Give me a break
Don
nospam at nospam.com
Fri Jul 3 03:22:54 PDT 2009
Walter Bright wrote:
> yigal chripun wrote:
>> Lars T. Kyllingstad Wrote:
>>
>>> yigal chripun wrote:
>>>> Either you need to have a plan or you need to have a community
>>>> driven process (Java JSRs, Python PEPs).
>>> There is a similar option for D, although it doesn't have a fancy
>>> abbreviation: You can put enhancement requests in Bugzilla and get
>>> people to vote for them.
>>>
>>> -Lars
>>
>> you must be kidding right? maybe the situation is improving lately
>> but not that long ago I remember posts by downs where he pointed out
>> an old bug in DMD with a patch to fix that bug already in Bugzilla
>> and that fix was in bugzila several *years* without anyone caring.
>
> If that is the bug I am thinking of, the patch papered over one instance
> of the problem and didn't fix it at all. The patch even noted that it
> was incomplete. The real fix required much more extensive work, and
> there were higher priority problems.
>
> My general experience with posted compiler patches is about half of them
> are good, the other half are incorrect and require more development.
>
> For a more recent example, 3122 contained a patch that was marked as
> complete and tested, but it had two serious bugs (did not check that a
> filename was supplied, and did not check for file write errors) and an
> unnecessary hardcoded OS dependency (on path lengths). These aren't hard
> to fix, and I merged in the patch with fixes, I'm just trying to say
> that things are not as simple as just apply patches.
>
> That said, I still appreciate and encourage posting patches to bugzilla,
> as even if incomplete they still cut down the work for me that is
> necessary to fix the problem, and hence they are valuable.
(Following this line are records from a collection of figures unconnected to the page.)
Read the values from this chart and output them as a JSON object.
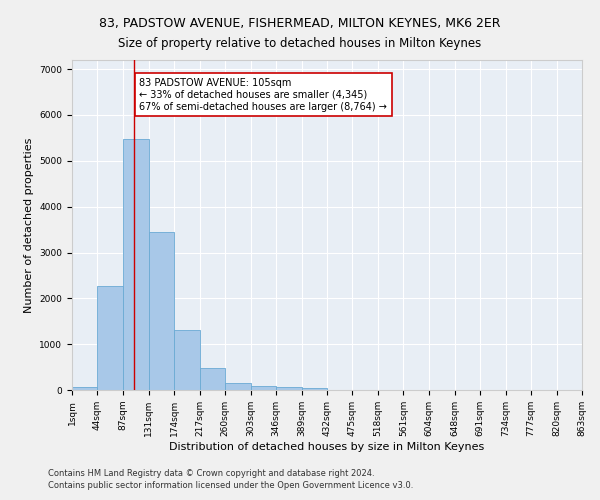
{
  "title1": "83, PADSTOW AVENUE, FISHERMEAD, MILTON KEYNES, MK6 2ER",
  "title2": "Size of property relative to detached houses in Milton Keynes",
  "xlabel": "Distribution of detached houses by size in Milton Keynes",
  "ylabel": "Number of detached properties",
  "bar_color": "#a8c8e8",
  "bar_edge_color": "#6aaad4",
  "annotation_line_color": "#cc0000",
  "annotation_box_color": "#cc0000",
  "footnote1": "Contains HM Land Registry data © Crown copyright and database right 2024.",
  "footnote2": "Contains public sector information licensed under the Open Government Licence v3.0.",
  "annotation_text": "83 PADSTOW AVENUE: 105sqm\n← 33% of detached houses are smaller (4,345)\n67% of semi-detached houses are larger (8,764) →",
  "property_sqm": 105,
  "bin_edges": [
    1,
    44,
    87,
    131,
    174,
    217,
    260,
    303,
    346,
    389,
    432,
    475,
    518,
    561,
    604,
    648,
    691,
    734,
    777,
    820,
    863
  ],
  "bar_heights": [
    75,
    2270,
    5480,
    3450,
    1310,
    470,
    160,
    95,
    65,
    40,
    0,
    0,
    0,
    0,
    0,
    0,
    0,
    0,
    0,
    0
  ],
  "ylim": [
    0,
    7200
  ],
  "yticks": [
    0,
    1000,
    2000,
    3000,
    4000,
    5000,
    6000,
    7000
  ],
  "background_color": "#e8eef5",
  "grid_color": "#ffffff",
  "fig_background": "#f0f0f0",
  "title1_fontsize": 9,
  "title2_fontsize": 8.5,
  "xlabel_fontsize": 8,
  "ylabel_fontsize": 8,
  "tick_fontsize": 6.5,
  "footnote_fontsize": 6,
  "annotation_fontsize": 7
}
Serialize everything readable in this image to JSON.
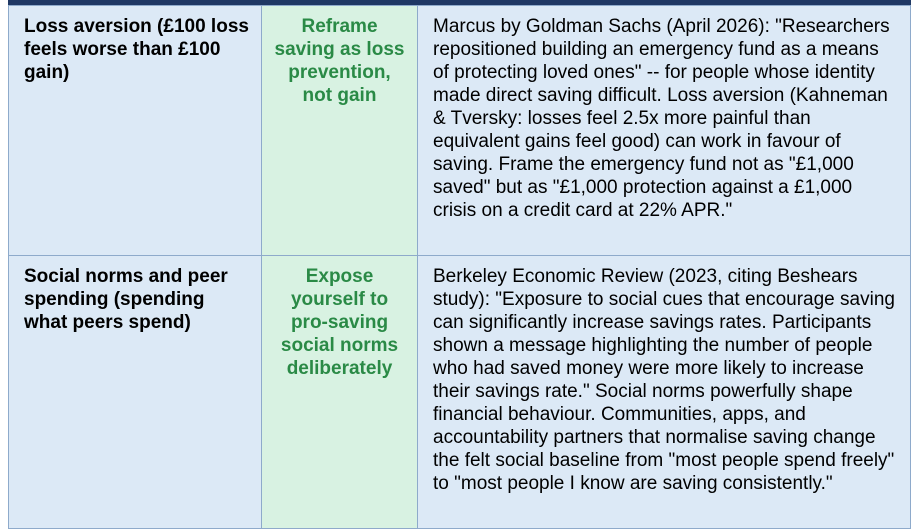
{
  "table": {
    "rows": [
      [
        "Loss aversion (£100 loss feels worse than £100 gain)",
        "Reframe saving as loss prevention, not gain",
        "Marcus by Goldman Sachs (April 2026): \"Researchers repositioned building an emergency fund as a means of protecting loved ones\" -- for people whose identity made direct saving difficult. Loss aversion (Kahneman & Tversky: losses feel 2.5x more painful than equivalent gains feel good) can work in favour of saving. Frame the emergency fund not as \"£1,000 saved\" but as \"£1,000 protection against a £1,000 crisis on a credit card at 22% APR.\""
      ],
      [
        "Social norms and peer spending (spending what peers spend)",
        "Expose yourself to pro-saving social norms deliberately",
        "Berkeley Economic Review (2023, citing Beshears study): \"Exposure to social cues that encourage saving can significantly increase savings rates. Participants shown a message highlighting the number of people who had saved money were more likely to increase their savings rate.\" Social norms powerfully shape financial behaviour. Communities, apps, and accountability partners that normalise saving change the felt social baseline from \"most people spend freely\" to \"most people I know are saving consistently.\""
      ]
    ]
  }
}
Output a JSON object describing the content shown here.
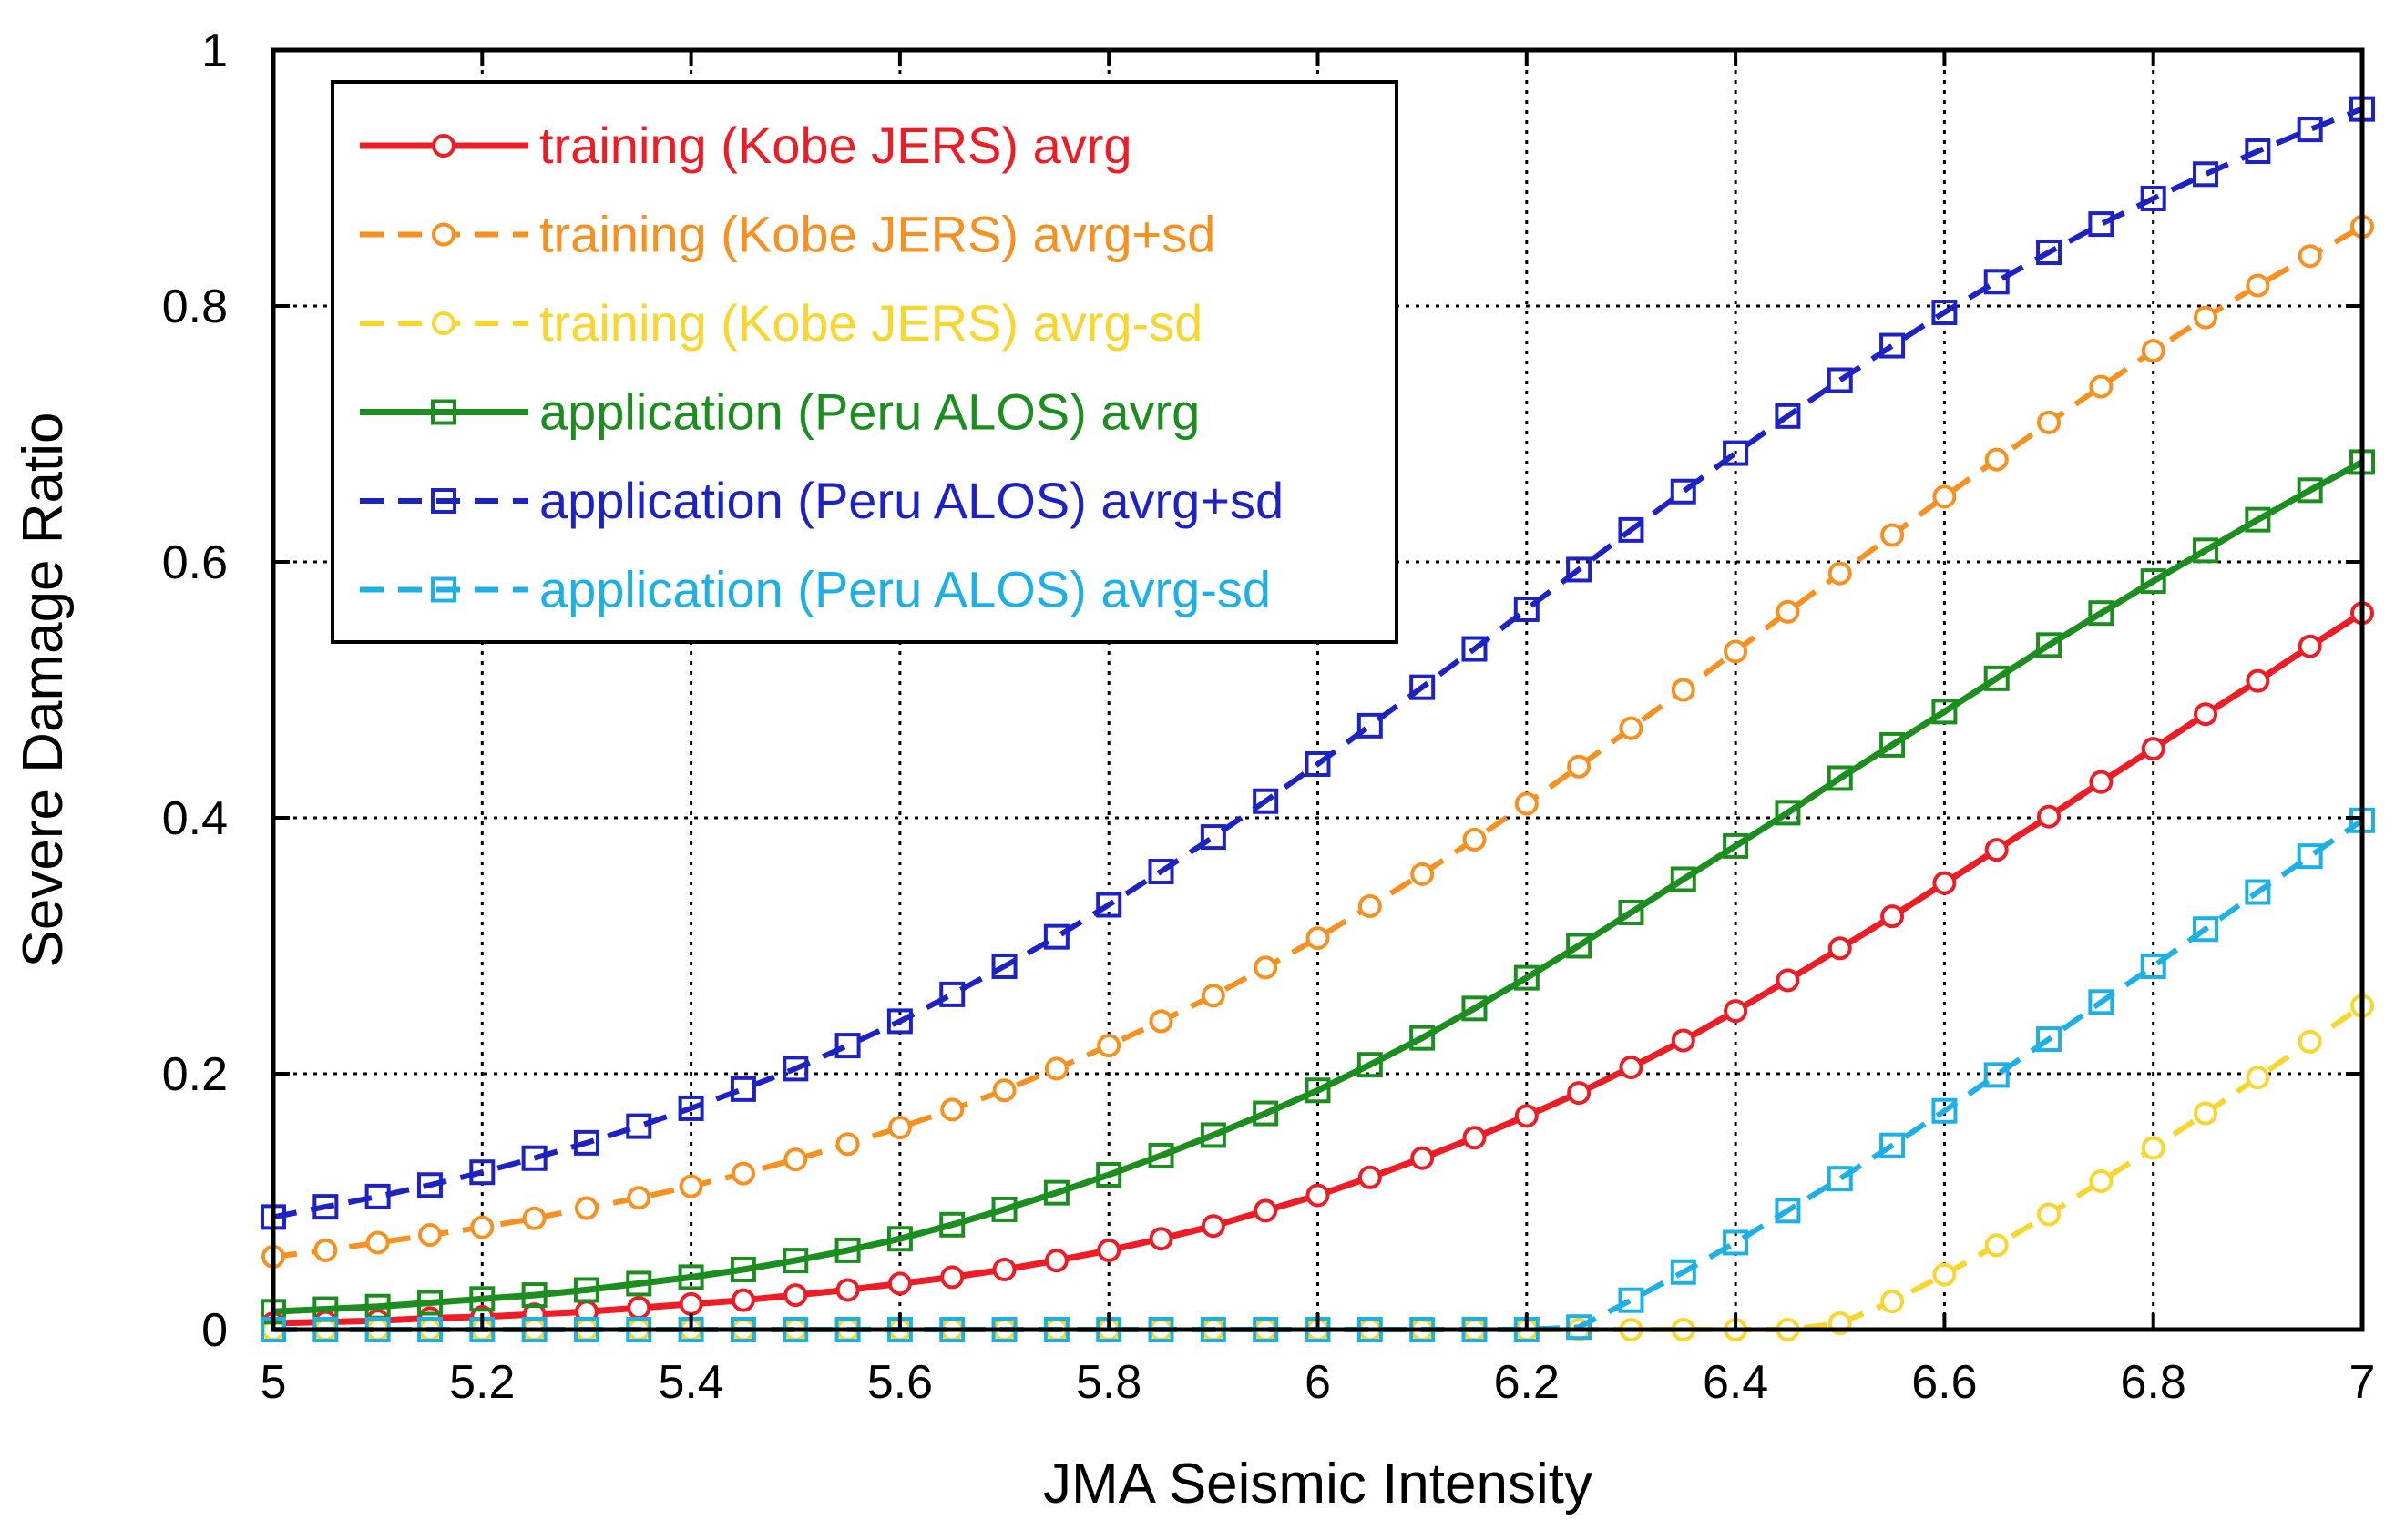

It'd be good to have a keyword in bugzilla, "patch-rejected", which you
could use if there's a problem with a patch and you aren't going to
include it in the next release. Then, such cases wouldn't keep showing
up on a search for all 'patch' bugs, and patch contributers could check
for them, redoing their patch if desired.
Another useful keyword would be "no-line-number". Error messages with no
line number are high severity (almost as important as compiler crashes),
but they're hard to track right now.
This would give the bug severity list as:
patch
wrong-code
ice-on-valid-code
ice-on-invalid-code
no-line-number
rejects-valid
accepts-invalid
diagnostic
Currently, 'patch' is one of the biggest categories in bugzilla! <g>.